A segunda feira iniciou atribulada depois de um domingo cheio de ressaca ao qual ouvi todos os reclames de meu pai e tive de ser legal com as visitas. Como é habitual sempre há uma reunião e outra aos finais de semana, onde acabo vendo hóspedes pela casa e me pergunto o motivo de tantas comemorações inúteis, onde meu pais se mostram como o casal perfeito. Todos sabem que eles mais brigam como cão e gato. Creio que essa é fachada que encontram para fugir de suas frustrações.

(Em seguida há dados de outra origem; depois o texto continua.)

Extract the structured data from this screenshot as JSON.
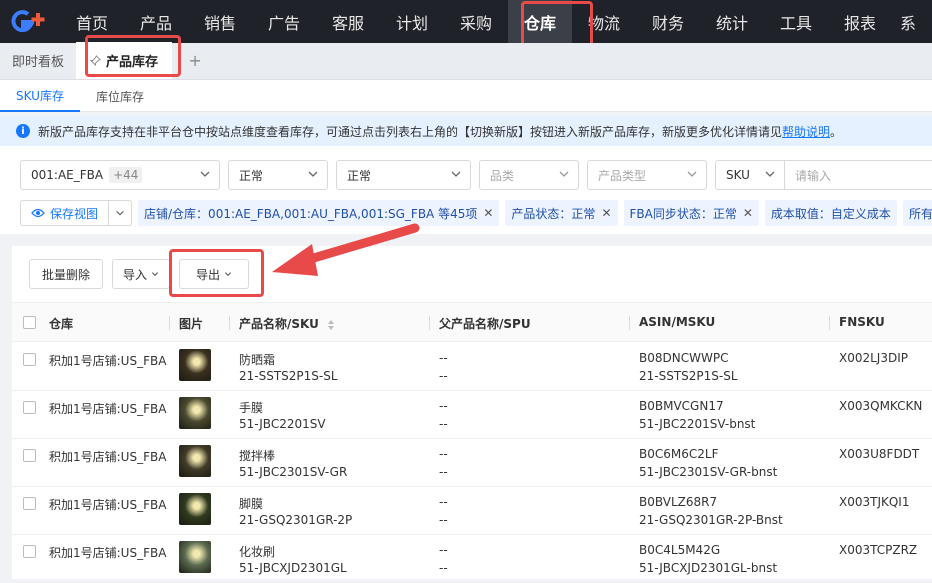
{
  "nav": {
    "logo": "G+",
    "items": [
      "首页",
      "产品",
      "销售",
      "广告",
      "客服",
      "计划",
      "采购",
      "仓库",
      "物流",
      "财务",
      "统计",
      "工具",
      "报表"
    ],
    "active": "仓库",
    "overflow": "系"
  },
  "tabs": {
    "dashboard": "即时看板",
    "active": "产品库存",
    "add": "+"
  },
  "subtabs": {
    "sku": "SKU库存",
    "location": "库位库存"
  },
  "notice": {
    "text": "新版产品库存支持在非平台仓中按站点维度查看库存，可通过点击列表右上角的【切换新版】按钮进入新版产品库存，新版更多优化详情请见",
    "link": "帮助说明",
    "end": "。"
  },
  "filters": {
    "warehouse": "001:AE_FBA",
    "warehouse_more": "+44",
    "status1": "正常",
    "status2": "正常",
    "category_ph": "品类",
    "product_type_ph": "产品类型",
    "search_field": "SKU",
    "search_ph": "请输入"
  },
  "chips": {
    "save_view": "保存视图",
    "items": [
      "店铺/仓库：001:AE_FBA,001:AU_FBA,001:SG_FBA 等45项",
      "产品状态：正常",
      "FBA同步状态：正常",
      "成本取值：自定义成本",
      "所有人：A"
    ]
  },
  "toolbar": {
    "batch_delete": "批量删除",
    "import": "导入",
    "export": "导出"
  },
  "table": {
    "headers": {
      "warehouse": "仓库",
      "image": "图片",
      "product": "产品名称/SKU",
      "parent": "父产品名称/SPU",
      "asin": "ASIN/MSKU",
      "fnsku": "FNSKU"
    },
    "rows": [
      {
        "warehouse": "积加1号店铺:US_FBA",
        "name": "防晒霜",
        "sku": "21-SSTS2P1S-SL",
        "parent1": "--",
        "parent2": "--",
        "asin": "B08DNCWWPC",
        "msku": "21-SSTS2P1S-SL",
        "fnsku": "X002LJ3DIP",
        "thumb": "#3a3020"
      },
      {
        "warehouse": "积加1号店铺:US_FBA",
        "name": "手膜",
        "sku": "51-JBC2201SV",
        "parent1": "--",
        "parent2": "--",
        "asin": "B0BMVCGN17",
        "msku": "51-JBC2201SV-bnst",
        "fnsku": "X003QMKCKN",
        "thumb": "#4a4a30"
      },
      {
        "warehouse": "积加1号店铺:US_FBA",
        "name": "搅拌棒",
        "sku": "51-JBC2301SV-GR",
        "parent1": "--",
        "parent2": "--",
        "asin": "B0C6M6C2LF",
        "msku": "51-JBC2301SV-GR-bnst",
        "fnsku": "X003U8FDDT",
        "thumb": "#403a28"
      },
      {
        "warehouse": "积加1号店铺:US_FBA",
        "name": "脚膜",
        "sku": "21-GSQ2301GR-2P",
        "parent1": "--",
        "parent2": "--",
        "asin": "B0BVLZ68R7",
        "msku": "21-GSQ2301GR-2P-Bnst",
        "fnsku": "X003TJKQI1",
        "thumb": "#2e3a1e"
      },
      {
        "warehouse": "积加1号店铺:US_FBA",
        "name": "化妆刷",
        "sku": "51-JBCXJD2301GL",
        "parent1": "--",
        "parent2": "--",
        "asin": "B0C4L5M42G",
        "msku": "51-JBCXJD2301GL-bnst",
        "fnsku": "X003TCPZRZ",
        "thumb": "#5a6a50"
      }
    ]
  },
  "colors": {
    "accent": "#1677ff",
    "highlight": "#e84a4a",
    "nav_bg": "#1f2228"
  }
}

Tomei da bicicleta e apesar, de tanta coisa para fazer, senti alívio de ganhar a rua e respirar o cheirinho de café das cafeterias casuais em meio as lojas vintage e livrarias. Andar pelo meu bairro é sentir uma parte do coração de Londres, e o charme do colorido de suas casas estilo vitoriano. Há bastante artesanato, brechós e até Carnaval na temporada de Agosto. Aqui foi produzido o filme Um Lugar chamado Nothing Hill o que tornou mais requisitado em termos de passeios e cheios de turistas. Sempre é comum esbarrar num estrangeiro e trocar ideias.

Virei a esquina depois de passar mais três ruas cheguei ao meu destino—a livraria Nothing Hill BooksShop.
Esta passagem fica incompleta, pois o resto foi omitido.